Family Medicine 2005 March
BACKGROUND AND OBJECTIVES: Full access to medical care includes cultural and linguistic access as well as financial access. We sought to identify cultural and linguistic characteristics of low-income, ethnic minority patients' recent encounters with health care organizations that impede, and those that increase, health care access.

METHODS: We conducted four focus groups with ethnically homogeneous African American, Latino, Native American, and Pacific Islander patients. Study participants were "walked" through the stages of a medical encounter and asked to identify physician and staff behaviors that made the patient feel more comfortable (a surrogate for increasing access) and behaviors that made the patient feel less comfortable (a surrogate for decreasing access).

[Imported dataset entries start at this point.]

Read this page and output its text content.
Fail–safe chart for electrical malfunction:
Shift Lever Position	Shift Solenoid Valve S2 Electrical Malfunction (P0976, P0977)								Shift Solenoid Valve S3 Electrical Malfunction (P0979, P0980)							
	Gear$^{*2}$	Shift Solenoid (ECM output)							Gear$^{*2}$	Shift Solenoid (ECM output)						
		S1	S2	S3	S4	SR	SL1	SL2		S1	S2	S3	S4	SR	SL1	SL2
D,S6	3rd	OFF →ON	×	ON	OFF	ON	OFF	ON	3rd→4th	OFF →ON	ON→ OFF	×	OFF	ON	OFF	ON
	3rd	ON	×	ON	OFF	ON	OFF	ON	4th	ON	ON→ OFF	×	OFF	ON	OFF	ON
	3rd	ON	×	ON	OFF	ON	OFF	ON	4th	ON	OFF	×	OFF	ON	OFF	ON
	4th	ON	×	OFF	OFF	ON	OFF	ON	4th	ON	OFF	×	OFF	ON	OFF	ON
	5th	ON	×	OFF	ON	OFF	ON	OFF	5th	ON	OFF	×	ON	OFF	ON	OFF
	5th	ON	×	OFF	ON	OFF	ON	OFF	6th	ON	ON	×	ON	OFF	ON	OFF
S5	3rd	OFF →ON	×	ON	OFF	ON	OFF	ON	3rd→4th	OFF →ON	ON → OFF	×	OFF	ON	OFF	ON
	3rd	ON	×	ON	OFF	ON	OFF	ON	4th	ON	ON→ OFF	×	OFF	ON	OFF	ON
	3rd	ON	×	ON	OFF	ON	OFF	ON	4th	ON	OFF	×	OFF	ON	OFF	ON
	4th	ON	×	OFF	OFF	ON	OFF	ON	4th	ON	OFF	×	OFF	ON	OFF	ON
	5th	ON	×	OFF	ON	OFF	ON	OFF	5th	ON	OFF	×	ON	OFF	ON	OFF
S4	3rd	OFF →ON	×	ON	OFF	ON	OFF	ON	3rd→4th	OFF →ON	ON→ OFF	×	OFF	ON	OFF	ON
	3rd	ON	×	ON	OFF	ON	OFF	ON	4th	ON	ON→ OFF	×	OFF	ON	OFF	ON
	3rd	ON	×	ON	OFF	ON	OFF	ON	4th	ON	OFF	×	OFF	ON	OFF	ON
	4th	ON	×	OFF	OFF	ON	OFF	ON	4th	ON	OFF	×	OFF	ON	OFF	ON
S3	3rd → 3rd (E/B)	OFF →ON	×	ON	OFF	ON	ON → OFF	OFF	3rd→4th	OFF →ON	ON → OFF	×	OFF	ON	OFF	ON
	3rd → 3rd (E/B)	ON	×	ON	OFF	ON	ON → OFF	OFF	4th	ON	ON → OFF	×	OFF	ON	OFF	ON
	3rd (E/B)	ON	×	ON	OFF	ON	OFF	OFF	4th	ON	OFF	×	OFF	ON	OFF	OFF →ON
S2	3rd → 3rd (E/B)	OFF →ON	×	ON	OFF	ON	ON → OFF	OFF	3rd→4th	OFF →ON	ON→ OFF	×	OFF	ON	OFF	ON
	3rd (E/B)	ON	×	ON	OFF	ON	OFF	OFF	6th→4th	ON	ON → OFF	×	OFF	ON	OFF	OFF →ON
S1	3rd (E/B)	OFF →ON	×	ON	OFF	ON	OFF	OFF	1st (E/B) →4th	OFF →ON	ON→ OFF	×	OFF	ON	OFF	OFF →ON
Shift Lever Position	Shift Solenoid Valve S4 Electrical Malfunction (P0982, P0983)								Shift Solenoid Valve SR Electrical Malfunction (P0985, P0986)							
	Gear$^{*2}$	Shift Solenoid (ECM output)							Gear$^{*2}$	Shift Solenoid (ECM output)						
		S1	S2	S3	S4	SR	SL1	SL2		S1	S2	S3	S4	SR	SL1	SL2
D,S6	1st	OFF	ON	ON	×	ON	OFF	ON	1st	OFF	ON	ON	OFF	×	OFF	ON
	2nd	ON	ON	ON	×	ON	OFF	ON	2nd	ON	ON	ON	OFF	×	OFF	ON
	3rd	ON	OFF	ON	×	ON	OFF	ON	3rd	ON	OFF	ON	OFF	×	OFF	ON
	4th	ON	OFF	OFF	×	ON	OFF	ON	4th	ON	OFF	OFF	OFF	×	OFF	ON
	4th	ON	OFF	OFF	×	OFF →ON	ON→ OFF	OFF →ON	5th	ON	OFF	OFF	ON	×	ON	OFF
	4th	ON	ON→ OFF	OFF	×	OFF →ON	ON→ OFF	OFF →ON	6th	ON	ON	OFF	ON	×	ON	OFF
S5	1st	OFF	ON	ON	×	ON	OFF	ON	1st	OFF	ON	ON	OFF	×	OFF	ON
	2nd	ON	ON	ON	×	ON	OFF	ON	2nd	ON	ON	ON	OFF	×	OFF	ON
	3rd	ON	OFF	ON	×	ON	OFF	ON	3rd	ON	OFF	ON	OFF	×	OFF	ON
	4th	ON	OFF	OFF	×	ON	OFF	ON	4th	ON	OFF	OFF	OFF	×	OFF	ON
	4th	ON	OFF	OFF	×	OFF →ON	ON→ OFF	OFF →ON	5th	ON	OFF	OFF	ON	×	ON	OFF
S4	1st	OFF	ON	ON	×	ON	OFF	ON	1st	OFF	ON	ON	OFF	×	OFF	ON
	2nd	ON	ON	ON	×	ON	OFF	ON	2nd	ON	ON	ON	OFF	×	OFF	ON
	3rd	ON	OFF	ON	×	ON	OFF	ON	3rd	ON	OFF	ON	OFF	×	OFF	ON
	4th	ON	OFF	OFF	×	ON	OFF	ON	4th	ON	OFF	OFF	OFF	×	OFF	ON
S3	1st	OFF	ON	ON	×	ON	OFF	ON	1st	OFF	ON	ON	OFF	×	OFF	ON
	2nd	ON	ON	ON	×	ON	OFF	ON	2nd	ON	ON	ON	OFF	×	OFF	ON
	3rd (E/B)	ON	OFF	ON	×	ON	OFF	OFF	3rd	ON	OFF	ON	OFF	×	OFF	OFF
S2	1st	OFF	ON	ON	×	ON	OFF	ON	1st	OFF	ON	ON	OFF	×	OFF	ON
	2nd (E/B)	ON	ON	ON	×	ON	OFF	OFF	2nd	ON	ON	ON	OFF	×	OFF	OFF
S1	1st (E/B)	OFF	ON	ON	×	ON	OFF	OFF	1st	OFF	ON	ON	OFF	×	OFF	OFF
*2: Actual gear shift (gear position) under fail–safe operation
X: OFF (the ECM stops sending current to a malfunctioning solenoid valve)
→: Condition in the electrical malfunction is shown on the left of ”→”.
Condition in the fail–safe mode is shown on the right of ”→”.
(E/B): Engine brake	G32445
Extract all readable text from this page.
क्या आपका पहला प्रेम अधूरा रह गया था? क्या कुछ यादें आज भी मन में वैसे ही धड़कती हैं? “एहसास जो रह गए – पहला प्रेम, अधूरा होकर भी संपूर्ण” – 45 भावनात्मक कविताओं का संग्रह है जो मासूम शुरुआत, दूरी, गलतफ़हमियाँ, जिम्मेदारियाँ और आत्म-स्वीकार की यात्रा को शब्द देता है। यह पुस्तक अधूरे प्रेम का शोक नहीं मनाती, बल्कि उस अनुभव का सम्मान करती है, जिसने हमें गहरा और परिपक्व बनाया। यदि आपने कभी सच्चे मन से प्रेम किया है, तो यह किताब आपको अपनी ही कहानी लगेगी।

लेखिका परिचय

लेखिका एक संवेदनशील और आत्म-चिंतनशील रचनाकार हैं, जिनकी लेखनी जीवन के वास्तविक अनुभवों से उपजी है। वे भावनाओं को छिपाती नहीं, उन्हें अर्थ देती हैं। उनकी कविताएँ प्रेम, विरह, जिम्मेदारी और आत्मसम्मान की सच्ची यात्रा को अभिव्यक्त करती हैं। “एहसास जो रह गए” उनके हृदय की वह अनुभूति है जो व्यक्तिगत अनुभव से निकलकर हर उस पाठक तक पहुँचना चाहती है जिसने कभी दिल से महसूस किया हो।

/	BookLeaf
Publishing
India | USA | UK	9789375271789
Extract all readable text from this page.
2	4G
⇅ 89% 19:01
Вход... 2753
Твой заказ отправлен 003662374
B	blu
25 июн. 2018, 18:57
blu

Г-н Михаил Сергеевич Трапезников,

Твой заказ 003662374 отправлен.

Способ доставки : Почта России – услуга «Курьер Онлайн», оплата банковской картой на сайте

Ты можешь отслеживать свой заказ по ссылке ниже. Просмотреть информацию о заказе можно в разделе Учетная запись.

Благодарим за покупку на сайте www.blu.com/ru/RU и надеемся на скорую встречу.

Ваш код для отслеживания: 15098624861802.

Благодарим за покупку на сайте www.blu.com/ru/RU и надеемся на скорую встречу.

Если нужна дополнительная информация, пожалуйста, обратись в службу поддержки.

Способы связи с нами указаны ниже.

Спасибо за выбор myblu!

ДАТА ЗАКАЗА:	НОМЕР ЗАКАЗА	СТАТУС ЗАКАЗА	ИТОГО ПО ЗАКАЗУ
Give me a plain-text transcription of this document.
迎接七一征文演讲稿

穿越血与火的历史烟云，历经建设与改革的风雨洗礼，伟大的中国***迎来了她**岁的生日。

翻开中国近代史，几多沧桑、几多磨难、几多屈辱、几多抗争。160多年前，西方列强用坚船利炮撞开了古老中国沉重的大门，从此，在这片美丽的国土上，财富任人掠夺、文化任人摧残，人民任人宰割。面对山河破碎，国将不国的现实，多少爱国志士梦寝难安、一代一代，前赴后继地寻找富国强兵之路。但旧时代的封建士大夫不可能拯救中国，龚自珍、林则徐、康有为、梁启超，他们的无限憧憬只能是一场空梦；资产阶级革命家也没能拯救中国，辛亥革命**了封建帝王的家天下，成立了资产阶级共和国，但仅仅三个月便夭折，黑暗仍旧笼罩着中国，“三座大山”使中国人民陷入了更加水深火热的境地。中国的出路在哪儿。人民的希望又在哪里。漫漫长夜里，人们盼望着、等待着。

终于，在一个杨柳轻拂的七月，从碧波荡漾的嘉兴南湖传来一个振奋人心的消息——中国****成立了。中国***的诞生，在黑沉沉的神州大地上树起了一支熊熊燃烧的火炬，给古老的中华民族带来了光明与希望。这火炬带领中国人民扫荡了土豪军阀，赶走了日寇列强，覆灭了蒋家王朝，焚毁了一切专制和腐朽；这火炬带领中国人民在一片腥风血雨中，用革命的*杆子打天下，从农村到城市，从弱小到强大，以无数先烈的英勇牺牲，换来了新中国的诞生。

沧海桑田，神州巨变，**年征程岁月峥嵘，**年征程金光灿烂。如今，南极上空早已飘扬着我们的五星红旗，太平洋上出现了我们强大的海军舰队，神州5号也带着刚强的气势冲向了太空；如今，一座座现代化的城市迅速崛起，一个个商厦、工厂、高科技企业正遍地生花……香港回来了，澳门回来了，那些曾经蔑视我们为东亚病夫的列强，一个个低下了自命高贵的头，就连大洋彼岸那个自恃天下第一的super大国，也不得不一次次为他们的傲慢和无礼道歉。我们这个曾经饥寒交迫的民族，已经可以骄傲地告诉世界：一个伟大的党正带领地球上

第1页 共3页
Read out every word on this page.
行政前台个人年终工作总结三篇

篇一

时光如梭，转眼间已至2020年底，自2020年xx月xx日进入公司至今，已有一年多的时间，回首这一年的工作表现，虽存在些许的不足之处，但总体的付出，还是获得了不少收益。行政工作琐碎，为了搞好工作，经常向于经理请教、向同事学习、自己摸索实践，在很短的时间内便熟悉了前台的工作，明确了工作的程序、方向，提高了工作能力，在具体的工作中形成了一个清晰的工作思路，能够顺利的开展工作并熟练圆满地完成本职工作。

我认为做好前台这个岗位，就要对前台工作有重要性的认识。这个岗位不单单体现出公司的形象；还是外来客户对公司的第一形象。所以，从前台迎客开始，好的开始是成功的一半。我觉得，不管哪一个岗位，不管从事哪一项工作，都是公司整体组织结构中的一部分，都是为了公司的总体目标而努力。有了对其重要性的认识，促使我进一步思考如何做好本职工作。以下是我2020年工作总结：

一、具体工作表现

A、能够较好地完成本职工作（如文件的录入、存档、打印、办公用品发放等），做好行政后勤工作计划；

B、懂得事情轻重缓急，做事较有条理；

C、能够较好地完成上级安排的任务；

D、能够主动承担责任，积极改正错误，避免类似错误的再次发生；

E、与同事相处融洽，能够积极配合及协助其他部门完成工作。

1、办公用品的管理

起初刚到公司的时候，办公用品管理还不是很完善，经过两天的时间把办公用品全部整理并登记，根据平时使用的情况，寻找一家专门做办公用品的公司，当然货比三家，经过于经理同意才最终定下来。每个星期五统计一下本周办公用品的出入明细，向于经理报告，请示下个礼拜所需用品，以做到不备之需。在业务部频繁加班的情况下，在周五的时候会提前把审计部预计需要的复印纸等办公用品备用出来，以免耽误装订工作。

RESULTS: African American and Native American patients in particular expressed overall satisfaction with their physicians' services. Patients from all groups saw nonphysician staff as frequently impeding access. Based on perceptions of negative stereotypes, Native American and Pacific Islander patients reported hostility toward physicians' efforts at prevention and patient education.

CONCLUSIONS: For the ethnic minority patients in our study, most perceived that cultural impediments to access involved nonphysician staff. Closer collaborations between health care organizations and ethnic minority communities in the recruitment and training of staff may be needed to improve cultural and linguistic access to care.